• "Je suis allé voir"

    « Le cas Richard Jewell » de Clint Eastwood.

     

    Eastwood est pleinement américain, patriote, républicain et... humaniste. Il le démontre encore dans ce 38ème film une fois de plus totalement maîtrisé. Sur un sujet traitant de faits réels survenus pendant les Jeux Olympique d'Atlanta en 1996, Eastwood nous emmène sur le terrain de l'émotion, sans en faire des tonnes. Il actionne les mécanismes de l'empathie avec pudeur et un humanisme sincère, je le pense. Le film doit aussi beaucoup au trio d'acteurs qui donnent à leurs personnages une vérité portée par leur chair et leur présence tellement humaine !!

     

    Paul Walter Hauser dans le rôle titre, est formidable dans sa capacité à nous amener à l'empathie que nous éprouvons à son égard. Sam Rockwell, acteur que j'aime de plus en plus, impose brillamment sa présence cool et rassurante. Kathy Bates incarne magnifiquement cette maman apeurée, dotée d'un instinct animal protecteur, comme beaucoup de mères, me direz-vous !

     

    Bien sûr, certains trouveront ce film très, trop américain et tirant sur la corde sensible, mais j'ai passé un peu plus de deux heures devant un bon film qui ne révolutionne rien, mais qui peut stimuler notre réflexion, notamment sur la manière de travailler des médias il y plus de 20 ans, médias dont les dérives ne font que s'accroître, en particulier à cause des réseaux sociaux.

     

    « Un divan à Tunis » comédie de Manele Labidi dont c'est le premier long métrage. C'est sympathique quoiqu'un peu long et peuplé de personnages pittoresques qui donnent corps à ce film. Mais c'est Golshifteh Farahani qui retient 80% de mon attention autant pour ce qu'elle est humainement que pour sa beauté.

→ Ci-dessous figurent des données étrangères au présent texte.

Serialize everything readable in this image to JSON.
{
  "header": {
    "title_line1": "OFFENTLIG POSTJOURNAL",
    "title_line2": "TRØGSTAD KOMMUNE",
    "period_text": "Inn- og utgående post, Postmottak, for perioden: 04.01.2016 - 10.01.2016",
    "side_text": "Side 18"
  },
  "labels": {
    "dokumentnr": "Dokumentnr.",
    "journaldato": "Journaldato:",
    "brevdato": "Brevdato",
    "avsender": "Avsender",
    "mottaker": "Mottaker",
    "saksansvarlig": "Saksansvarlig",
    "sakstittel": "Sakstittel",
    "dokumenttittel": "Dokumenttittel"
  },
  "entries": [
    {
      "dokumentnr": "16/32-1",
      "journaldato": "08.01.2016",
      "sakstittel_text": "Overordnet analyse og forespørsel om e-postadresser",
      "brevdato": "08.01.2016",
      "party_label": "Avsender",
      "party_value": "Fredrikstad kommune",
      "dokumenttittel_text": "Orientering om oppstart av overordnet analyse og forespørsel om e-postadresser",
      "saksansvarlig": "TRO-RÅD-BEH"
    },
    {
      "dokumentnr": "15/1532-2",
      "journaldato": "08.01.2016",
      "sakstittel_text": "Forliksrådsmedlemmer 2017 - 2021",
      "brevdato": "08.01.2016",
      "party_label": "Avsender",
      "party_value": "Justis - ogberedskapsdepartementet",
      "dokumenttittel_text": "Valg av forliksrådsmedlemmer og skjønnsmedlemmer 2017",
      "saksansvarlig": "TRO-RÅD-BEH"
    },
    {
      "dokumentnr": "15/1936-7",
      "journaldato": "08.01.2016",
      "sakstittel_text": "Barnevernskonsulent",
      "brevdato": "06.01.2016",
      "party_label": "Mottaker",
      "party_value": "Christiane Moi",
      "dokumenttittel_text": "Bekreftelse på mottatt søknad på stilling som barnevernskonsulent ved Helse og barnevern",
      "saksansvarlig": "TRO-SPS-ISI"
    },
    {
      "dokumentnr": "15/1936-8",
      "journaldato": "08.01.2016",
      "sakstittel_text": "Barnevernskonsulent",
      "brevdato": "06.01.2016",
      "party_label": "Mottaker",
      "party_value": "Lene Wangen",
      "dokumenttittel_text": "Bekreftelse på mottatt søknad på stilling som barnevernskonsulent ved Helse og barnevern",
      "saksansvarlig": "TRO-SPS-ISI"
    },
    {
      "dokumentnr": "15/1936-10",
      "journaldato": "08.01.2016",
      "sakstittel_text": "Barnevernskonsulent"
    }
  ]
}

Elle fait partie de ces actrices qui à elles seules, me font aller voir tel ou tel film, quand elles en sont les interprètes.

    Mention à Feriel Chamari dans le rôle de la patronne du salon de coiffure, qui fait montre d'un bel entrain.

     

    « Séjour dans les monts Fuchun » long métrage chinois de Gu Xiaogang. Ce film est le premier volet (on s'en rend compte à la fin) d'une œuvre ambitieuse qui commence de manière superbe. La vie d'une famille de la classe moyenne chinoise y est montrée dans son quotidien au rythme des saisons et du fleuve tranquille qui borde Fuyang, ville de plus de 600 000 habitants. Je pense que Gu Xiaogang, jeune cinéaste trentenaire dont c'est le premier film, a voulu rendre un hommage à une forme de lenteur contemplative et y a parfaitement réussi. Les mouvements de caméra sont très beaux, et certains plans fixes comme des respirations méditatives, nous laissant admirer des paysages entre terre et eau, ici fleuve, montagne et nature arborée. De plus, c'est fait sans maniérisme ni ostentation. Alliée à la créativité, la technique cinématographique peut aussi susciter une belle émotion ; ainsi un plan-séquence de plusieurs minutes qui, du fleuve, suit deux amoureux, l'un nageant, l'autre marchant, tout cela en un magnifique travelling qui les emmène jusqu'à une espèce de guérite ; un autre plan part de la fenêtre d'un immeuble en démolition et entre dans un appartement abandonné dans un mouvement d'une grande fluidité.

    Vous vous doutez bien que j'attends la suite de cette œuvre avec... patience.